“All the shipping has dropped down the river,” cried he. “That can only mean one thing! Colonel Moultrie is about to attack——”

“Belay there, nevvy,” growled a rough voice, almost in his ear. “Not quite so slack with the jaw tackle.”

“Uncle Dick,” exclaimed Tom, in surprise.

“Yes, it’s the old sea-horse,” responded the owner of the voice, from above them on the wharf.

“You frightened me,” laughed Tom, as he climbed up over the wharf log.

“My frightening you, nevvy,” said the other, “will be nothing to the scare you’ll get if any of Governor Campbell’s spying swabs heard what you were just now going to say.”

Uncle Dick, or as the world knew him, Capt. Richard Deering of the schooner Defence, nodded in a friendly fashion to Cole, who grinned back, from his seat in the bow of the skiff. The captain of the Defence was a sturdy-looking man of about fifty, with his long, gray hair gathered in a cue, sailor-fashion; his weather-tanned face was smoothly shaven; he wore a round, glazed hat, a short pilot coat with metal buttons and long leather boots.

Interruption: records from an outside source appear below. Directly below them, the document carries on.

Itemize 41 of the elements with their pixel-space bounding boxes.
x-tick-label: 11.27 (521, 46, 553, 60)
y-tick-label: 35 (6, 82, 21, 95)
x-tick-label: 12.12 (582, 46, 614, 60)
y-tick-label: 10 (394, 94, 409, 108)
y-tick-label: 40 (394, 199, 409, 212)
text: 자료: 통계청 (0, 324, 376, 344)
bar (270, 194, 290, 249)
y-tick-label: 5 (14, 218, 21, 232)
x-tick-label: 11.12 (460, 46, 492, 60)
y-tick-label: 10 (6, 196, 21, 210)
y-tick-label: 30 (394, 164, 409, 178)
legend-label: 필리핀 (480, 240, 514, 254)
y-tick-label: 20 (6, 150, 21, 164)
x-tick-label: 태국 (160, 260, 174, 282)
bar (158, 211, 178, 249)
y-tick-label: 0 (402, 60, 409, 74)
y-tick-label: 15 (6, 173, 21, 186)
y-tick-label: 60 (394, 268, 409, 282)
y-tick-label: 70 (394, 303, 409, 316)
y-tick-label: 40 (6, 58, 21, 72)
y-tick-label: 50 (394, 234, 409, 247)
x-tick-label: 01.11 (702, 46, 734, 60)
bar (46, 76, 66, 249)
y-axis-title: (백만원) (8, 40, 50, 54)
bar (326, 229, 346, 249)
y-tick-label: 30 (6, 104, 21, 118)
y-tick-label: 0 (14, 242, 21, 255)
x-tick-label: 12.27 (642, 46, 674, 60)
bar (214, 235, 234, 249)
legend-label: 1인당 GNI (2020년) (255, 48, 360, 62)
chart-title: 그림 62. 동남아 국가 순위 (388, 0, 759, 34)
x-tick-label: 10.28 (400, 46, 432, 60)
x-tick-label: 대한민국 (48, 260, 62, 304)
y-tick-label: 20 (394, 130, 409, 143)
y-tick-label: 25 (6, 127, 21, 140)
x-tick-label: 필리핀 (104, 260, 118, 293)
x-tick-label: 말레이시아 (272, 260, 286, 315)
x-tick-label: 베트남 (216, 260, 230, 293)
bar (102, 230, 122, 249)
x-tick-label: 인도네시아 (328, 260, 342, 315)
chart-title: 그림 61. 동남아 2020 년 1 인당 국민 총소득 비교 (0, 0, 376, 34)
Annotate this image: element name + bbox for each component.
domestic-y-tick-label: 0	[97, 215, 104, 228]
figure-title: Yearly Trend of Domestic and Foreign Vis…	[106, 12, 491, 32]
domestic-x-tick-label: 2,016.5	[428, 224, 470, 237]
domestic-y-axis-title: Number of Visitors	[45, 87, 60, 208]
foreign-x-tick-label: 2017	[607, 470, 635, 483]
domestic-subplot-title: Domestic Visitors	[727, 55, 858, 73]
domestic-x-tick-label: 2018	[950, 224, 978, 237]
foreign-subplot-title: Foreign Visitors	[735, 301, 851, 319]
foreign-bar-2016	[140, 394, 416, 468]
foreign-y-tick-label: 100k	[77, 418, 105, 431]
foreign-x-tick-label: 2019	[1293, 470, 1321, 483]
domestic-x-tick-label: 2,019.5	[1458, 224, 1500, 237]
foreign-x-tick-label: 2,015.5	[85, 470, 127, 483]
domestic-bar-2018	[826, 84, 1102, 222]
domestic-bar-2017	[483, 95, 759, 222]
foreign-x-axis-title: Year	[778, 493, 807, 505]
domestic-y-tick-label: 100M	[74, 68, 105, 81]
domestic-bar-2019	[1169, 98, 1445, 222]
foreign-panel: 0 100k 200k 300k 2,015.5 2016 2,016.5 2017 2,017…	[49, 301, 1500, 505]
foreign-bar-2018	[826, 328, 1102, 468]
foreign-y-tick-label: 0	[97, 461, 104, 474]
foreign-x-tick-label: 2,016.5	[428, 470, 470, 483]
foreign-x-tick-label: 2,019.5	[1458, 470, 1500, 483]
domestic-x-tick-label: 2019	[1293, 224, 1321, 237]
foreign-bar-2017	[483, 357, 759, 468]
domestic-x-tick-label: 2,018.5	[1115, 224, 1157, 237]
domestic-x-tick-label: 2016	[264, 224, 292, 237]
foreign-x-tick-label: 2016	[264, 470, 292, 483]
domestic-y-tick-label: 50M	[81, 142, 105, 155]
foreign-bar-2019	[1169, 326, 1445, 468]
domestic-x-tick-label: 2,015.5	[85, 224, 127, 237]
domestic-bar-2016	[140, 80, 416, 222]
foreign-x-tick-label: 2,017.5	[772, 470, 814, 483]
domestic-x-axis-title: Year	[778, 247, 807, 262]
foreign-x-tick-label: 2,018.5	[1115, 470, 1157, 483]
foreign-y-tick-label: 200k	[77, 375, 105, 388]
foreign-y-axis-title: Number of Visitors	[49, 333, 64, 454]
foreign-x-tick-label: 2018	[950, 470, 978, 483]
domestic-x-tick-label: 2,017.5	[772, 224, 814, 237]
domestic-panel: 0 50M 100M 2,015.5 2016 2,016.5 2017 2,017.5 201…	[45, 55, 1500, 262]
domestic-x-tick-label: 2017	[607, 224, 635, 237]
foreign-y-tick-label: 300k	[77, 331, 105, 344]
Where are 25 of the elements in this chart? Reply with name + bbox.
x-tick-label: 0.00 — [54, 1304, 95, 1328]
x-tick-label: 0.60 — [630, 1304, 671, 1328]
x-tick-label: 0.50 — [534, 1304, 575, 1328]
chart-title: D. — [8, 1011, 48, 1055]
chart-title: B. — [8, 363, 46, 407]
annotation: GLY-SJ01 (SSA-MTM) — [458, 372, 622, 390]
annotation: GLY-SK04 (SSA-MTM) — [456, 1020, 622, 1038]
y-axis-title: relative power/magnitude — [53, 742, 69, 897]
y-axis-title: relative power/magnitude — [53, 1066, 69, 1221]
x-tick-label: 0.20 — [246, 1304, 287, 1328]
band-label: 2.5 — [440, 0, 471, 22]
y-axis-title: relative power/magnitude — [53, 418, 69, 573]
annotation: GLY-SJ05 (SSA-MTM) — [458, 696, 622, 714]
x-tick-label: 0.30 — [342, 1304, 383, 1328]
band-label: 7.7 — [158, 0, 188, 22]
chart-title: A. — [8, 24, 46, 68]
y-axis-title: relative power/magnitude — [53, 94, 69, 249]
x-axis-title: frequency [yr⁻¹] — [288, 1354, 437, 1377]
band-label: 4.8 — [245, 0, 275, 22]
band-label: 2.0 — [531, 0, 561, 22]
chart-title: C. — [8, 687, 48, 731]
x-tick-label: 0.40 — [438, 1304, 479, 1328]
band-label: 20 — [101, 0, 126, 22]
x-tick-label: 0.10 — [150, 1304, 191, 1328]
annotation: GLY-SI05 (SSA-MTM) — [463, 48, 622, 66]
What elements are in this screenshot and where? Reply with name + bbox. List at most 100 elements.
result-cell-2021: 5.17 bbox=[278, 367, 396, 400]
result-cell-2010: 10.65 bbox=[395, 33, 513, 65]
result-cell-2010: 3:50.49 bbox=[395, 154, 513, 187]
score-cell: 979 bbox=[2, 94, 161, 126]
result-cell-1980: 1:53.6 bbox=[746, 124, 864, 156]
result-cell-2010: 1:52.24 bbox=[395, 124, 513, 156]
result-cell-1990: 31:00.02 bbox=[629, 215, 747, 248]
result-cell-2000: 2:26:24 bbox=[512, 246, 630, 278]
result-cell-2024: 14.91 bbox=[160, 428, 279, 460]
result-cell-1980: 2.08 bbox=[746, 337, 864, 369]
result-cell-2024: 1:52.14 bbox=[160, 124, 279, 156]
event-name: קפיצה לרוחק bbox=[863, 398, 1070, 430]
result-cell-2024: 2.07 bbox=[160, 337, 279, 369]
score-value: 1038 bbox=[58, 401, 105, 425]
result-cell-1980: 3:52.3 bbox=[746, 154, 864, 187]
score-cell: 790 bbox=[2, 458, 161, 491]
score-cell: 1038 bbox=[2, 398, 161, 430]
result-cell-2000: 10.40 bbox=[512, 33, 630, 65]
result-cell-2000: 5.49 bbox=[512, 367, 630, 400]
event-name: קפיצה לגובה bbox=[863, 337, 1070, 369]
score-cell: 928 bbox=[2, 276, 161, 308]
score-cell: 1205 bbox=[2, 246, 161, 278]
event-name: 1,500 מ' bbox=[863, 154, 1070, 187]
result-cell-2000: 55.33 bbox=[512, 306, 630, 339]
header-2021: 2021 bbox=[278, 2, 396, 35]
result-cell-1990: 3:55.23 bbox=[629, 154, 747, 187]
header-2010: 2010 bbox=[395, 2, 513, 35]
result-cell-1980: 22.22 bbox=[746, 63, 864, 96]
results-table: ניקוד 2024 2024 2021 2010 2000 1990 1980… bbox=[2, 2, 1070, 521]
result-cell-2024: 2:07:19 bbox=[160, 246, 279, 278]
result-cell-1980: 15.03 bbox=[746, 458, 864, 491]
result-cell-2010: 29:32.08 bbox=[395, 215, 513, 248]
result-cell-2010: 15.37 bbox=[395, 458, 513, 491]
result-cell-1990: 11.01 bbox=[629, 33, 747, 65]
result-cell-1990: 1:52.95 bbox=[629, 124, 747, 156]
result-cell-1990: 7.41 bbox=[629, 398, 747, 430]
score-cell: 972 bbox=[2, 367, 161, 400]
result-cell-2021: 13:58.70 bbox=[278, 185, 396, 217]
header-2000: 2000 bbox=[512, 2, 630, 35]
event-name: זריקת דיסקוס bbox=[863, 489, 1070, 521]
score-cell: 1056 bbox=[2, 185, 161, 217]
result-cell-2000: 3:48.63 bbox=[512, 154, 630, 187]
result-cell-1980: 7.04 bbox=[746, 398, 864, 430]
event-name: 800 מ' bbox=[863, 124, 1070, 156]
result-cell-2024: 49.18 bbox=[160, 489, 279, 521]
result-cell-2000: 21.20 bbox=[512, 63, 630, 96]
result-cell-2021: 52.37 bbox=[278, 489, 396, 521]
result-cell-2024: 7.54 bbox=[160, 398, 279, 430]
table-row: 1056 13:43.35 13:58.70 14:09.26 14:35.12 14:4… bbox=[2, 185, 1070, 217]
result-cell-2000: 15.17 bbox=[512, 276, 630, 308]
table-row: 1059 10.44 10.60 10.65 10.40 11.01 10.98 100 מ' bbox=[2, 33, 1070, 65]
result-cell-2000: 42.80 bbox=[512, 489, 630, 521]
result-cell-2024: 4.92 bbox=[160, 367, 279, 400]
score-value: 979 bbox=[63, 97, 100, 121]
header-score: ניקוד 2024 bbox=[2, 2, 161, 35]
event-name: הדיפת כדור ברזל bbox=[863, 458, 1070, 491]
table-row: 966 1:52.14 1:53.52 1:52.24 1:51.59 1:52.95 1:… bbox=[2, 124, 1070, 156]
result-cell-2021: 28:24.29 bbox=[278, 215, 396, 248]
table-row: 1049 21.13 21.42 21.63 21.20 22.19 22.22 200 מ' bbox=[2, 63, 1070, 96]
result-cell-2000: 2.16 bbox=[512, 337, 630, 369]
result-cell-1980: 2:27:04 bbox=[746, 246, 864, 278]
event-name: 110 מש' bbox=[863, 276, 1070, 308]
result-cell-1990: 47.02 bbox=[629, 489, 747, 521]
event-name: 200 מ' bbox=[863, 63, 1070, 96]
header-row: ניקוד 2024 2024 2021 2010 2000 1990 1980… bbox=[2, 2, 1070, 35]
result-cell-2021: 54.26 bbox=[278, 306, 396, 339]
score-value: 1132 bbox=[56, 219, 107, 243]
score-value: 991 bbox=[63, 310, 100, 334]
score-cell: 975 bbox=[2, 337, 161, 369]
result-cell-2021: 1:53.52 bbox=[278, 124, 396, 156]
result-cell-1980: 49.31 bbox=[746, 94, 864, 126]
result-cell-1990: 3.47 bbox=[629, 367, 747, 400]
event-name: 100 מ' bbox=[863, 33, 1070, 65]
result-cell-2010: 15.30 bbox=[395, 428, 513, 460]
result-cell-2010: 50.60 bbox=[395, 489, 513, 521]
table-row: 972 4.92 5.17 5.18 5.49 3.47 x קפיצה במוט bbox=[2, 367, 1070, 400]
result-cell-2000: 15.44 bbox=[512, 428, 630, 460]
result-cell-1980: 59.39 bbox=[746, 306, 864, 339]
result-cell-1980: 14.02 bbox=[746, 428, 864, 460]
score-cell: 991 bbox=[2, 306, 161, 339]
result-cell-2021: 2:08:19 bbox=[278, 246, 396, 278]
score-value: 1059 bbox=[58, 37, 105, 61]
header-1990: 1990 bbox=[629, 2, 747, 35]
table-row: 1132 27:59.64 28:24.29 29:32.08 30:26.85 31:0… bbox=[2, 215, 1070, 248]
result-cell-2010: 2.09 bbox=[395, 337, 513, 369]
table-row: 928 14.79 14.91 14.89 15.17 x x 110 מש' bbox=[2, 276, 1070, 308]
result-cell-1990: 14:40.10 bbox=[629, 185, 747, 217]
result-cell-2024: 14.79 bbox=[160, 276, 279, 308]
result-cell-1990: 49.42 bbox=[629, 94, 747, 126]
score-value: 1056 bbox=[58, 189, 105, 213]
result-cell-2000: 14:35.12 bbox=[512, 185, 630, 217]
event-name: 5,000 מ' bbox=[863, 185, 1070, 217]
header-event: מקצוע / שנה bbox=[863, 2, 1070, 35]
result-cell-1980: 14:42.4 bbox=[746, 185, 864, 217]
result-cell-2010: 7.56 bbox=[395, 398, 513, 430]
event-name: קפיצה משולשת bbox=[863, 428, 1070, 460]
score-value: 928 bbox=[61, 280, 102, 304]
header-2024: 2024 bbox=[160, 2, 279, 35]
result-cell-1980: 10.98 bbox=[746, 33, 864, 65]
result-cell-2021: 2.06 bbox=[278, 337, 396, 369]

“What is going on, Uncle Dick?” asked Tom, seating himself at the old salt’s side. “I heard a drum beat while we were sailing in the shallows below the town and noticed the Cherokee and the Tamar standing up and down, with all hands ready.”

Captain Deering spat carefully over the wharf log into the water; and then looked up and down the river.

“There is going to be something happen on this river to-night,” said he, “that in the days to come they’ll write in their history books. See all them boats pulled up on the sand, above there?”